I’m not denying the damaging effects of society’s obsession with thinness. I think it’s an important issue, and one that I am also very passionate about. But how is it that millions of young people grow up exposed to the same media, magazines, and models, yet only 5% are affected by eating disorders? How can two sisters grow up in the same environment, yet only one develops anorexia? To blame society “perpetuates the myth that eating disorders are a choice, that they are not that serious, and that if sufferers weren’t so vain, they wouldn’t suffer. Eating disorders are real illnesses that kill up to one in five chronic sufferers. The sooner we can remove the focus on the media, the sooner we can put our energies towards developing more effective treatments” (Carrie Arnold).
Modern culture isn’t the only eating-disorder-scapegoat. Many (I’d say the majority) of psychiatrists and clinicians claim that eating disorders stem from traumatizing events in a person’s life such as sexual abuse, death, or dysfunctional family life. Dr. Hilde Bruch was a psychologist in the 1930’s who referred to patients as “individuals who misuse the eating function in their efforts to solve or camouflage the problems of living that to them otherwise appear insoluble.” This idea that eating disorders are a coping mechanism to satisfy a need for control has stuck to professional discussions and treatment plans for nearly a century, and it has had a detrimental effect on patients.
Obviously, one cannot ignore a patient’s history of stress and emotions. A great deal of healing has to take place when recovering from an eating disorder, and dealing with past trauma is part of that healing. But it is enormously frustrating to see therapists attempting to “talk” a patient out of their illness or determine the “root” in order to break them of their disease.
In my own recovery, I had a therapist and a nutritionist who spent session after session trying to find the cause of my eating disorder. I was questioned endlessly about possible “roots”; were my parents too controlling? was I afraid of growing up? why did I need to control my weight?
Blah. blah. blah. Do you really think that I starved myself because I was bitter towards my parents? Would I choose to lose my hair and freeze all the time because I was afraid of growing up? Would I risk osteoporosis and heart problems because I wanted to control something?
Do one in five sufferers choose to die rather than face the supposed “cause” of their sickness?
A few weeks ago, a friend of mine sent me a video of Joyce Meyer. This friend is in recovery from anorexia and bulimia that she has struggled with for almost six years, and what Meyer said infuriated both of us: “In some private, affluent schools, this anorexia thing is an absolute epidemic because many of these children come from very affluent families, who instead of taking time to love their children and investing in their lives, they buy them everything they want.”

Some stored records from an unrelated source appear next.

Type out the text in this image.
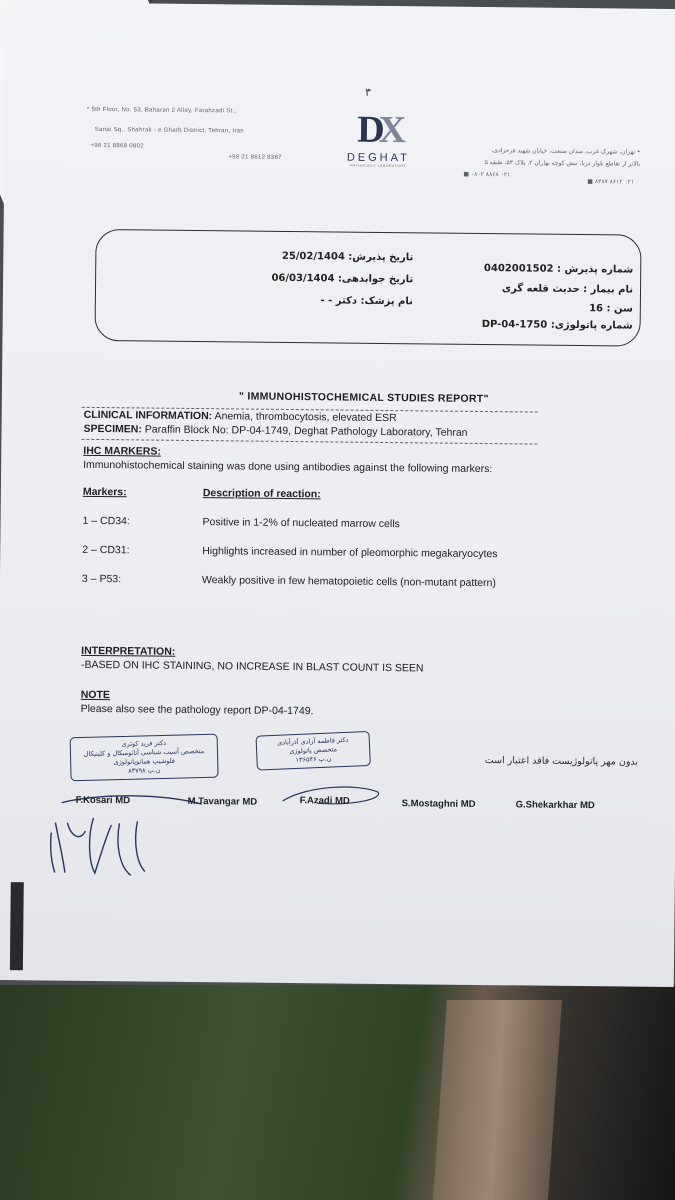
۳
* 5th Floor, No. 53, Baharan 2 Alley, Farahzadi St.,
Sanai Sq., Shahrak - e Gharb District, Tehran, Iran
+98 21 8868 0802
+98 21 8612 8387
DX
DEGHAT
PATHOLOGY LABORATORY
• تهران، شهرک غرب، میدان صنعت، خیابان شهید فرحزادی،
بالاتر از تقاطع بلوار دریا، نبش کوچه بهاران ۲، پلاک ۵۳، طبقه ۵
۰۲۱ ۸۸۶۸ ۰۸۰۲ ■
۰۲۱ ۸۶۱۲ ۸۳۸۷ ■
تاریخ پذیرش: 25/02/1404
تاریخ جوابدهی: 06/03/1404
نام پزشک: دکتر - -
شماره پذیرش : 0402001502
نام بیمار : حدیث قلعه گری
سن : 16
شماره پاتولوژی: DP-04-1750
" IMMUNOHISTOCHEMICAL STUDIES REPORT"
CLINICAL INFORMATION: Anemia, thrombocytosis, elevated ESR
SPECIMEN: Paraffin Block No: DP-04-1749, Deghat Pathology Laboratory, Tehran
IHC MARKERS:
Immunohistochemical staining was done using antibodies against the following markers:
Markers:	Description of reaction:
1 – CD34:	Positive in 1-2% of nucleated marrow cells
2 – CD31:	Highlights increased in number of pleomorphic megakaryocytes
3 – P53:	Weakly positive in few hematopoietic cells (non-mutant pattern)
INTERPRETATION:
-BASED ON IHC STAINING, NO INCREASE IN BLAST COUNT IS SEEN
NOTE
Please also see the pathology report DP-04-1749.
دکتر فرید کوثری
متخصص آسیب شناسی آناتومیکال و کلینیکال
فلوشیپ هماتوپاتولوژی
ن.پ ۸۳۷۹۸
دکتر فاطمه آزادی آذرآبادی
متخصص پاتولوژی
ن.پ ۱۳۶۵۴۶
F.Kosari MD	M.Tavangar MD	F.Azadi MD	S.Mostaghni MD	G.Shekarkhar MD
بدون مهر پاتولوژیست فاقد اعتبار است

And up goes my blood pressure.
It’s absurd. I have the most wonderful parents on earth. I’ve never considered them to be controlling. I’ve never been abused in any way. I was never bullied. My mom never dieted or discussed weight or calories in our home. Yet…I was anorexic.
I’m not saying that emotional and environmental factors aren’t important in eating disorder diagnosis and recovery, but I am saying that it’s time to change the way we look at and talk about mental illness. It’s time to stop blaming society, blaming families, and blaming the patients themselves. You wouldn’t tell someone with cancer that they just need to try harder. You wouldn’t tell someone with diabetes that their disease is a result of something their parents did wrong. Why should someone with a legitimate, biological, genetic disorder of the brain be treated any differently?